Plans to expand MedImmune’s Frederick manufacturing plant will move forward with financial support from Frederick County after the County Council approved an agreement with tax credits and other economic incentives for the biotechnology firm Tuesday night.
In a 6-1 vote, the Frederick County Council approved the county’s $3.8 million contribution to a $6.8 million conditional loan for MedImmune’s expansion and an agreement guaranteeing the AstraZeneca-owned firm certain tax credits and access to specific county resources over the next decade.
MedImmune announced plans for a $200 million expansion late last year. The project will bring 300 new jobs, adding $25 million to the company’s annual payroll, and it will add over 40,000 square feet to the company’s facilities in Frederick. It is predicted to be completed by the end of 2017.
Billy Shreve was the lone council member to vote against the conditional loan and agreement, saying that businesses should not trust the county government to keep its promises after breaching past agreements such as the one with the Citizens and Montevue assisting living centers.
“The agreement we made ... is not worth the paper it’s written on,” Shreve said.
Of the $6.8 million conditional loan, Frederick County will contribute a capped amount of $3.8 million and the city of Frederick will be responsible for the remaining $3 million. Officials determined the county and city’s contributions to the conditional loan based on current tax rates.
Additional tax revenue received through the project’s expansion will fund the loan, which is set to be paid over a 15-year period with an automatic five-year extension if the total has not been reached in that time frame.
To remain eligible for the conditional loan, MedImmune must meet performance requirements, which include conducting a minimum of $145 million of real estate construction at the project site and create 300 new jobs.
“I have no doubt they will far exceed the $145 million ... and far exceed the 300 jobs in the future,” said Helen Propheter, director of the county’s economic development office.
However, Propheter clarified that the loan is not one in the traditional sense.

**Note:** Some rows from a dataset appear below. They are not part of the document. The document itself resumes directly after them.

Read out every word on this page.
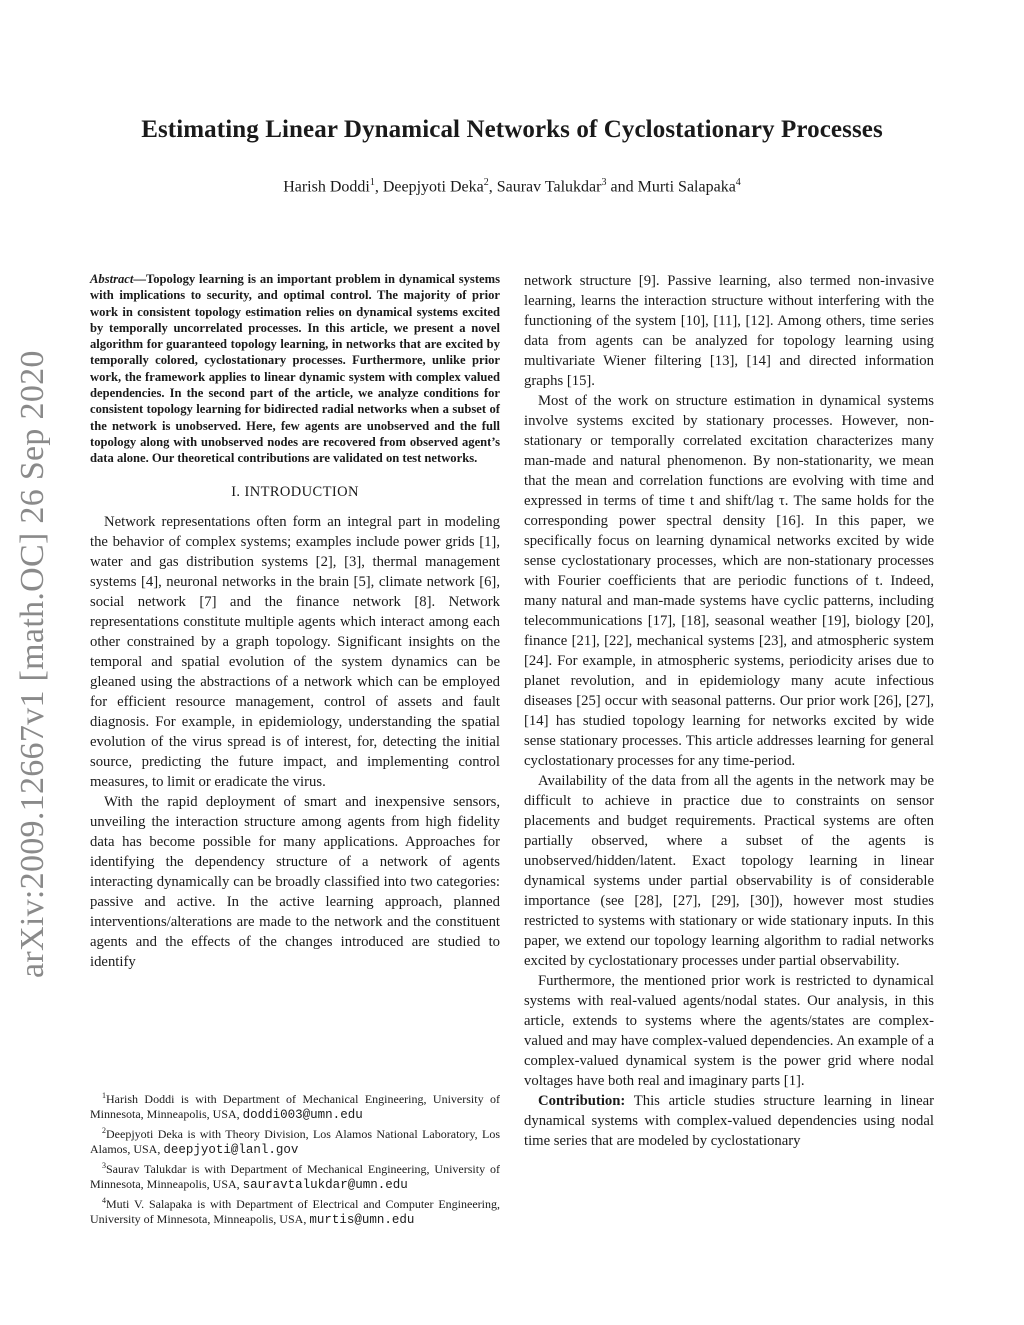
Estimating Linear Dynamical Networks of Cyclostationary Processes
Harish Doddi$^1$, Deepjyoti Deka$^2$, Saurav Talukdar$^3$ and Murti Salapaka$^4$
arXiv:2009.12667v1 [math.OC] 26 Sep 2020

Abstract—Topology learning is an important problem in dynamical systems with implications to security, and optimal control. The majority of prior work in consistent topology estimation relies on dynamical systems excited by temporally uncorrelated processes. In this article, we present a novel algorithm for guaranteed topology learning, in networks that are excited by temporally colored, cyclostationary processes. Furthermore, unlike prior work, the framework applies to linear dynamic system with complex valued dependencies. In the second part of the article, we analyze conditions for consistent topology learning for bidirected radial networks when a subset of the network is unobserved. Here, few agents are unobserved and the full topology along with unobserved nodes are recovered from observed agent’s data alone. Our theoretical contributions are validated on test networks.

I. INTRODUCTION

Network representations often form an integral part in modeling the behavior of complex systems; examples include power grids [1], water and gas distribution systems [2], [3], thermal management systems [4], neuronal networks in the brain [5], climate network [6], social network [7] and the finance network [8]. Network representations constitute multiple agents which interact among each other constrained by a graph topology. Significant insights on the temporal and spatial evolution of the system dynamics can be gleaned using the abstractions of a network which can be employed for efficient resource management, control of assets and fault diagnosis. For example, in epidemiology, understanding the spatial evolution of the virus spread is of interest, for, detecting the initial source, predicting the future impact, and implementing control measures, to limit or eradicate the virus.

With the rapid deployment of smart and inexpensive sensors, unveiling the interaction structure among agents from high fidelity data has become possible for many applications. Approaches for identifying the dependency structure of a network of agents interacting dynamically can be broadly classified into two categories: passive and active. In the active learning approach, planned interventions/alterations are made to the network and the constituent agents and the effects of the changes introduced are studied to identify

$^1$Harish Doddi is with Department of Mechanical Engineering, University of Minnesota, Minneapolis, USA, doddi003@umn.edu

$^2$Deepjyoti Deka is with Theory Division, Los Alamos National Laboratory, Los Alamos, USA, deepjyoti@lanl.gov

$^3$Saurav Talukdar is with Department of Mechanical Engineering, University of Minnesota, Minneapolis, USA, sauravtalukdar@umn.edu

$^4$Muti V. Salapaka is with Department of Electrical and Computer Engineering, University of Minnesota, Minneapolis, USA, murtis@umn.edu

network structure [9]. Passive learning, also termed non-invasive learning, learns the interaction structure without interfering with the functioning of the system [10], [11], [12]. Among others, time series data from agents can be analyzed for topology learning using multivariate Wiener filtering [13], [14] and directed information graphs [15].

Most of the work on structure estimation in dynamical systems involve systems excited by stationary processes. However, non-stationary or temporally correlated excitation characterizes many man-made and natural phenomenon. By non-stationarity, we mean that the mean and correlation functions are evolving with time and expressed in terms of time t and shift/lag τ. The same holds for the corresponding power spectral density [16]. In this paper, we specifically focus on learning dynamical networks excited by wide sense cyclostationary processes, which are non-stationary processes with Fourier coefficients that are periodic functions of t. Indeed, many natural and man-made systems have cyclic patterns, including telecommunications [17], [18], seasonal weather [19], biology [20], finance [21], [22], mechanical systems [23], and atmospheric system [24]. For example, in atmospheric systems, periodicity arises due to planet revolution, and in epidemiology many acute infectious diseases [25] occur with seasonal patterns. Our prior work [26], [27], [14] has studied topology learning for networks excited by wide sense stationary processes. This article addresses learning for general cyclostationary processes for any time-period.

Availability of the data from all the agents in the network may be difficult to achieve in practice due to constraints on sensor placements and budget requirements. Practical systems are often partially observed, where a subset of the agents is unobserved/hidden/latent. Exact topology learning in linear dynamical systems under partial observability is of considerable importance (see [28], [27], [29], [30]), however most studies restricted to systems with stationary or wide stationary inputs. In this paper, we extend our topology learning algorithm to radial networks excited by cyclostationary processes under partial observability.

Furthermore, the mentioned prior work is restricted to dynamical systems with real-valued agents/nodal states. Our analysis, in this article, extends to systems where the agents/states are complex-valued and may have complex-valued dependencies. An example of a complex-valued dynamical system is the power grid where nodal voltages have both real and imaginary parts [1].

Contribution: This article studies structure learning in linear dynamical systems with complex-valued dependencies using nodal time series that are modeled by cyclostationary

“In banking, a loan is very much a loan,” she said. “In economic development, it means we have put forth to the business criteria they must meet.”
Councilman Tony Chmelik echoed Propheter’s sentiment, noting the importance of MedImmune’s action to forward-fund roughly $7 million for road improvements near Solarex Court and Md. 180.
“It’s important for folks to understand that Frederick County is not writing a check out here. ... They’ve already cut the checks to do these [road] improvements ... we are basically paying them back,” he said.
“They have a track record, they’ve been in county some time ... it seems to be a win-win for everybody here,” Chmelik added.
City of Frederick officials are scheduled to vote on the conditional loan Thursday evening at City Hall.